Em outras palavras, é possível pensarmos, de fato, em um novo humanismo, já que tantos falam de um novo renascimento ligado às descobertas da tecnologia e à economia globalizada, como o primeiro esteve ligado aos descobrimentos geográficos, à internacionalização do comércio e aos progressos orgânicos das ciências, das artes e das humanidades?

É possível, apesar dos estudos de Walter Benjamin, continuar a crer que a aliança da cultura e da civilização, que os povos latinos batizaram de humanismo, retomará o seu vigor explicativo e a força eficaz de seu poder positivo de transformação, de desenvolvimento e de aperfeiçoamento da sociedade? É possível continuar a conceber este equilíbrio harmonioso, caro aos humanistas, entre os elementos da tradição nacional e os da tradição humana, isto é, entre as culturas nacionais e a universalidade da cultura?

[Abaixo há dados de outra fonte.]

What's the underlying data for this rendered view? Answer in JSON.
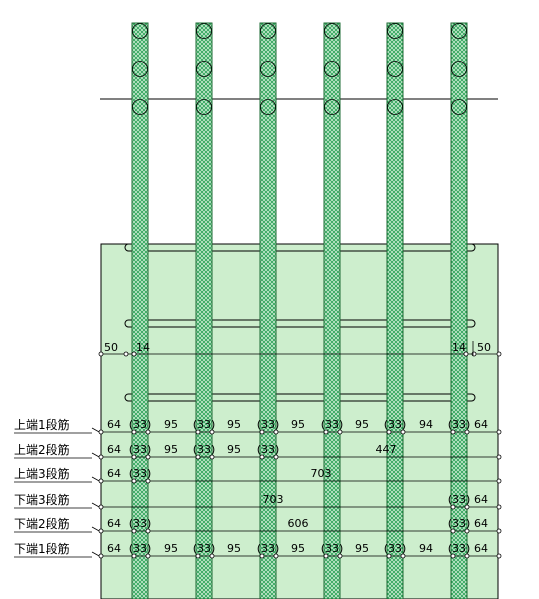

É possível, efetivamente, evitar um antagonismo de valores tal que sobre os valores humanos e universais não se sobreponham valores particulares e nacionais? E os nacionalismos, de esquerda e de direita? E as guerras étnicas e religiosas que persistem em meio à mais fantástica transnacionalização da economia e dos padrões de comportamento social? E a violência gratuita e descontrolada das cidades, da ficção e da realidade, das ruas, do cinema e da televisão?

IV
Alison Wolf, professor de educação na Universidade de Londres, no livro Does Education Matter? Myths about Education and Economic Growth (“A Educação Importa? Mitos sobre a Educação e o Crescimento Econômico”), a propósito do sistema educacional britânico, chama a atenção para o risco de se tratar a questão apenas do ponto de vista quantitativo e dentro de uma lógica de causalidade simplista entre educação e crescimento econômico. Sem propósitos culturais, morais e intelectuais, a educação perde seu caráter civilizatório e reduz-se a mero expediente de oportunidade, e mesmo de oportunismo social na competição desenfreada pelas vagas do mercado.

Para diminuir esse aspecto utilitarista da cultura e da educação é preciso aumentar a oferta de trabalho, reduzindo as conseqüências perversamente sistemáticas das economias globalizadas no que diz respeito à distribuição de renda e à justiça social.Para países como o Brasil, ainda em passo de emergência, o problema se agrava, entre outras coisas, pelo baixo índice de produção tecnológica e de inovação competitiva nos mercados internacionais, por falta de agregação de conhecimento, de valor à maioria de nossos produtos de exportação.

Desse modo, cumpre-nos, mais do que nunca, a todos os atores sociais ligados à educação e à produção científica e tecnológica, governos, instituições de ensino e de pesquisa, agências de fomento, a sociedade civil, como um todo, trabalharmos pela universalização do acesso ao conhecimento, com propostas eficazes para solucionar, em número e em qualidade, esta que é a expressão mais grave da alta concentração da riqueza, de um lado, e da disseminação globalizada da pobreza material e do desespero espiritual, de outro: a exclusão social.

Carlos Vogt, poeta e lingüista, vice-presidente da SBPC, é presidente da FAPESP. Foi reitor da Unicamp de 1990 a 1994.